Universidad Alfonso X El Sabio, España
Patricia Froes Meyer
Instituto Fisiomédico, España

Práticas Educativas, Memórias e Oralidades

Universidade Estadual do Ceará, Brasil

ISSN-e: 2675-519X

Periodicidade: Frecuencia continua

vol. 5, núm. 1, 2023

rev.pemo@uece.br

Recepção: 23 Agosto 2023

Aprovação: 27 Outubro 2023



Resumo: Lipedema é caracterizado por multiplicação anormal de adipócitos devido alterações hormonais. O tratamento cirúrgico em alguns casos é necessário. Após cirurgia, o manejo pós-operatório adequado é essencial. O objetivo deste estudo é investigar os efeitos clínicos e a viabilidade de um protocolo de ultrassom multifocal de baixo índice mecânico associado à drenagem linfática mecânica no pré e pós-operatório de lipedema. Trata-se de um estudo piloto quase-experimental. As participantes foram designadas em grupos paralelos, por conveniência, com 10 pacientes no grupo 1 (G1) e 10 no grupo 2 (G2). O G1 recebeu o tratamento tanto no período pré-cirurgia quanto no pós-cirurgia. O G2 recebeu o tratamento apenas no período pós-cirurgia. Os grupos, ao final do acompanhamento, demonstraram similaridade em relação à dor, mobilidade, equimose, fadiga, estado de ânimo e sensibilidade. Os resultados mostraram que ambos os protocolos apresentaram efeitos clínicos e de viabilidade similares, podendo ser empregados na reabilitação de cirurgia de lipedema. Destaca-se a importância da educação continuada para uma prática mais informada, atualizada e segura.

Palavras-chave: Lipohypertrofia, Tratamento cirúrgico, Terapia linfática, Terapia por ultrassom, Educação continuada.

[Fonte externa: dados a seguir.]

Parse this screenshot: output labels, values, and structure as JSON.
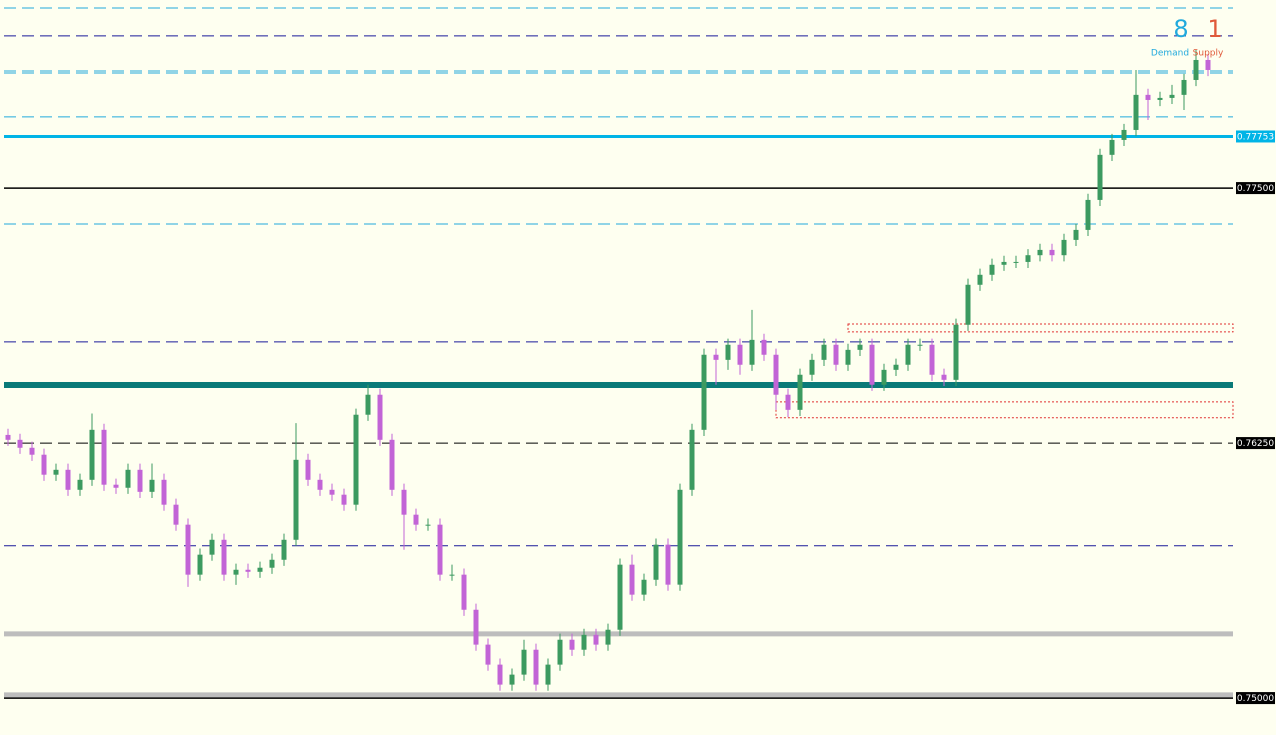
{
  "chart_data": {
    "type": "candlestick",
    "ylim": [
      0.74819,
      0.78422
    ],
    "yticks": [
      0.77753,
      {
        "value": 0.775,
        "label": "0.77500"
      },
      {
        "value": 0.7625,
        "label": "0.76250"
      },
      {
        "value": 0.75,
        "label": "0.75000"
      }
    ],
    "ytick_colors": [
      "#00b4e6",
      "#000000",
      "#000000",
      "#000000"
    ],
    "up_color": "#3c9a60",
    "down_color": "#c264d6",
    "candles": {
      "open": [
        0.7629,
        0.76266,
        0.76227,
        0.76193,
        0.76095,
        0.76119,
        0.76021,
        0.7607,
        0.76315,
        0.76046,
        0.76031,
        0.76119,
        0.76011,
        0.7607,
        0.75948,
        0.7585,
        0.75605,
        0.75703,
        0.75776,
        0.75605,
        0.75629,
        0.75619,
        0.75639,
        0.75678,
        0.75776,
        0.76168,
        0.7607,
        0.76021,
        0.75997,
        0.75948,
        0.76389,
        0.76487,
        0.76266,
        0.76021,
        0.75899,
        0.7585,
        0.7585,
        0.75605,
        0.75605,
        0.75433,
        0.75262,
        0.75164,
        0.75066,
        0.75115,
        0.75237,
        0.75066,
        0.75164,
        0.75286,
        0.75237,
        0.7531,
        0.75262,
        0.75335,
        0.75654,
        0.75507,
        0.7558,
        0.75752,
        0.75556,
        0.76021,
        0.76315,
        0.76683,
        0.76658,
        0.76732,
        0.76634,
        0.76756,
        0.76683,
        0.76487,
        0.76413,
        0.76585,
        0.76658,
        0.76732,
        0.76634,
        0.76707,
        0.76732,
        0.76536,
        0.76609,
        0.76634,
        0.76732,
        0.76732,
        0.76585,
        0.7656,
        0.7683,
        0.77026,
        0.77075,
        0.77124,
        0.77138,
        0.77138,
        0.77171,
        0.77197,
        0.77171,
        0.77246,
        0.77295,
        0.77442,
        0.77663,
        0.77736,
        0.77785,
        0.77957,
        0.77932,
        0.77942,
        0.77957,
        0.7803,
        0.78128
      ],
      "high": [
        0.7632,
        0.76296,
        0.76257,
        0.76223,
        0.76149,
        0.76149,
        0.761,
        0.76395,
        0.76345,
        0.76076,
        0.76149,
        0.76149,
        0.7615,
        0.761,
        0.75978,
        0.7588,
        0.75733,
        0.75806,
        0.75806,
        0.75659,
        0.75659,
        0.75669,
        0.75708,
        0.75806,
        0.76348,
        0.76198,
        0.761,
        0.76051,
        0.76027,
        0.76419,
        0.76536,
        0.76517,
        0.76296,
        0.76051,
        0.75929,
        0.7588,
        0.7588,
        0.75654,
        0.75635,
        0.75463,
        0.75292,
        0.75194,
        0.75145,
        0.75286,
        0.75267,
        0.75194,
        0.75316,
        0.75316,
        0.7534,
        0.7534,
        0.75365,
        0.75684,
        0.75703,
        0.7561,
        0.75782,
        0.75782,
        0.76051,
        0.76345,
        0.76713,
        0.76713,
        0.76762,
        0.76762,
        0.76903,
        0.76786,
        0.76713,
        0.76517,
        0.76615,
        0.76688,
        0.76762,
        0.76762,
        0.76737,
        0.76762,
        0.76762,
        0.76639,
        0.76664,
        0.76762,
        0.76762,
        0.76762,
        0.76615,
        0.7686,
        0.77056,
        0.77105,
        0.77154,
        0.77168,
        0.77168,
        0.77201,
        0.77227,
        0.77227,
        0.77276,
        0.77325,
        0.77472,
        0.77693,
        0.77766,
        0.77815,
        0.78079,
        0.77987,
        0.77972,
        0.78006,
        0.7806,
        0.78177,
        0.78158
      ],
      "low": [
        0.76236,
        0.76197,
        0.76163,
        0.76065,
        0.76065,
        0.75991,
        0.75991,
        0.7604,
        0.76016,
        0.76001,
        0.76001,
        0.75981,
        0.75981,
        0.75918,
        0.7582,
        0.75545,
        0.75575,
        0.75673,
        0.75575,
        0.75555,
        0.75589,
        0.75589,
        0.75609,
        0.75648,
        0.75746,
        0.7604,
        0.75991,
        0.75967,
        0.75918,
        0.75918,
        0.76359,
        0.76236,
        0.75991,
        0.75727,
        0.7582,
        0.7582,
        0.75575,
        0.75575,
        0.75403,
        0.75232,
        0.75134,
        0.75036,
        0.75036,
        0.75085,
        0.75036,
        0.75036,
        0.75134,
        0.75207,
        0.75207,
        0.75232,
        0.75232,
        0.75305,
        0.75477,
        0.75477,
        0.7555,
        0.75526,
        0.75526,
        0.75991,
        0.76285,
        0.76536,
        0.76609,
        0.76585,
        0.76604,
        0.76653,
        0.76413,
        0.76378,
        0.76383,
        0.76555,
        0.76628,
        0.76604,
        0.76604,
        0.76677,
        0.76506,
        0.76506,
        0.76579,
        0.76604,
        0.76702,
        0.76555,
        0.7653,
        0.7653,
        0.768,
        0.76996,
        0.77045,
        0.77094,
        0.77108,
        0.77108,
        0.77141,
        0.77141,
        0.77141,
        0.77216,
        0.77265,
        0.77412,
        0.77633,
        0.77706,
        0.77755,
        0.77834,
        0.77902,
        0.77912,
        0.77883,
        0.78,
        0.78049
      ],
      "close": [
        0.76266,
        0.76227,
        0.76193,
        0.76095,
        0.76119,
        0.76021,
        0.7607,
        0.76315,
        0.76046,
        0.76031,
        0.76119,
        0.76011,
        0.7607,
        0.75948,
        0.7585,
        0.75605,
        0.75703,
        0.75776,
        0.75605,
        0.75629,
        0.75619,
        0.75639,
        0.75678,
        0.75776,
        0.76168,
        0.7607,
        0.76021,
        0.75997,
        0.75948,
        0.76389,
        0.76487,
        0.76266,
        0.76021,
        0.75899,
        0.7585,
        0.7585,
        0.75605,
        0.75605,
        0.75433,
        0.75262,
        0.75164,
        0.75066,
        0.75115,
        0.75237,
        0.75066,
        0.75164,
        0.75286,
        0.75237,
        0.7531,
        0.75262,
        0.75335,
        0.75654,
        0.75507,
        0.7558,
        0.75752,
        0.75556,
        0.76021,
        0.76315,
        0.76683,
        0.76658,
        0.76732,
        0.76634,
        0.76756,
        0.76683,
        0.76487,
        0.76413,
        0.76585,
        0.76658,
        0.76732,
        0.76634,
        0.76707,
        0.76732,
        0.76536,
        0.76609,
        0.76634,
        0.76732,
        0.76732,
        0.76585,
        0.7656,
        0.7683,
        0.77026,
        0.77075,
        0.77124,
        0.77138,
        0.77138,
        0.77171,
        0.77197,
        0.77171,
        0.77246,
        0.77295,
        0.77442,
        0.77663,
        0.77736,
        0.77785,
        0.77957,
        0.77932,
        0.77942,
        0.77957,
        0.7803,
        0.78128,
        0.78079
      ]
    },
    "lines": [
      {
        "price": 0.78383,
        "color": "#22aadd",
        "width": 1,
        "dashed": true
      },
      {
        "price": 0.78246,
        "color": "#1a1a99",
        "width": 1,
        "dashed": true
      },
      {
        "price": 0.78074,
        "color": "#22aadd",
        "width": 1,
        "dashed": true
      },
      {
        "price": 0.78064,
        "color": "#22aadd",
        "width": 1,
        "dashed": true
      },
      {
        "price": 0.77849,
        "color": "#22aadd",
        "width": 1,
        "dashed": true
      },
      {
        "price": 0.77753,
        "color": "#00b4e6",
        "width": 3,
        "dashed": false
      },
      {
        "price": 0.775,
        "color": "#000000",
        "width": 1.5,
        "dashed": false
      },
      {
        "price": 0.77324,
        "color": "#22aadd",
        "width": 1,
        "dashed": true
      },
      {
        "price": 0.76746,
        "color": "#1a1a99",
        "width": 1,
        "dashed": true
      },
      {
        "price": 0.76535,
        "color": "#0a7a78",
        "width": 6,
        "dashed": false
      },
      {
        "price": 0.7625,
        "color": "#000000",
        "width": 1,
        "dashed": true
      },
      {
        "price": 0.75747,
        "color": "#1a1a99",
        "width": 1,
        "dashed": true
      },
      {
        "price": 0.75315,
        "color": "#bdbdbd",
        "width": 5,
        "dashed": false
      },
      {
        "price": 0.75016,
        "color": "#bdbdbd",
        "width": 5,
        "dashed": false
      },
      {
        "price": 0.75,
        "color": "#000000",
        "width": 1.5,
        "dashed": false
      }
    ],
    "zones": [
      {
        "start": 70,
        "top": 0.76834,
        "bottom": 0.76795
      },
      {
        "start": 64,
        "top": 0.76452,
        "bottom": 0.76374
      }
    ],
    "demand": {
      "count": "8",
      "label": "Demand",
      "color": "#22aadd"
    },
    "supply": {
      "count": "1",
      "label": "Supply",
      "color": "#e05a3a"
    }
  }
}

Abstract: Lipedema is characterized by abnormal multiplication of adipocytes due to hormonal changes. The surgical treatment in some cases is necessary. After surgery, proper postoperative management is essential. The objective of this study is to investigate the clinical effects and feasibility of a low mechanical index multifocal ultrasound protocol associated with mechanical lymphatic drainage in the pre and postoperative for lipedema. This is a quasi-experimental pilot study. Participants were assigned to parallel groups, for convenience, with 10 patients in group 1 (G1) and 10 in group 2 (G2). G1 received treatment both pre-surgery and post-surgery. G2 received treatment only in the post-surgery period. The groups, at the end of the follow-up, showed similarity in terms of pain, mobility, bruising, fatigue, mood, and sensitivity. The results showed that both protocols had similar clinical and viability effects and could be used in the rehabilitation of lipedema surgery. The importance of continuing education is highlighted for a more informed, up-to-date, and safe practice.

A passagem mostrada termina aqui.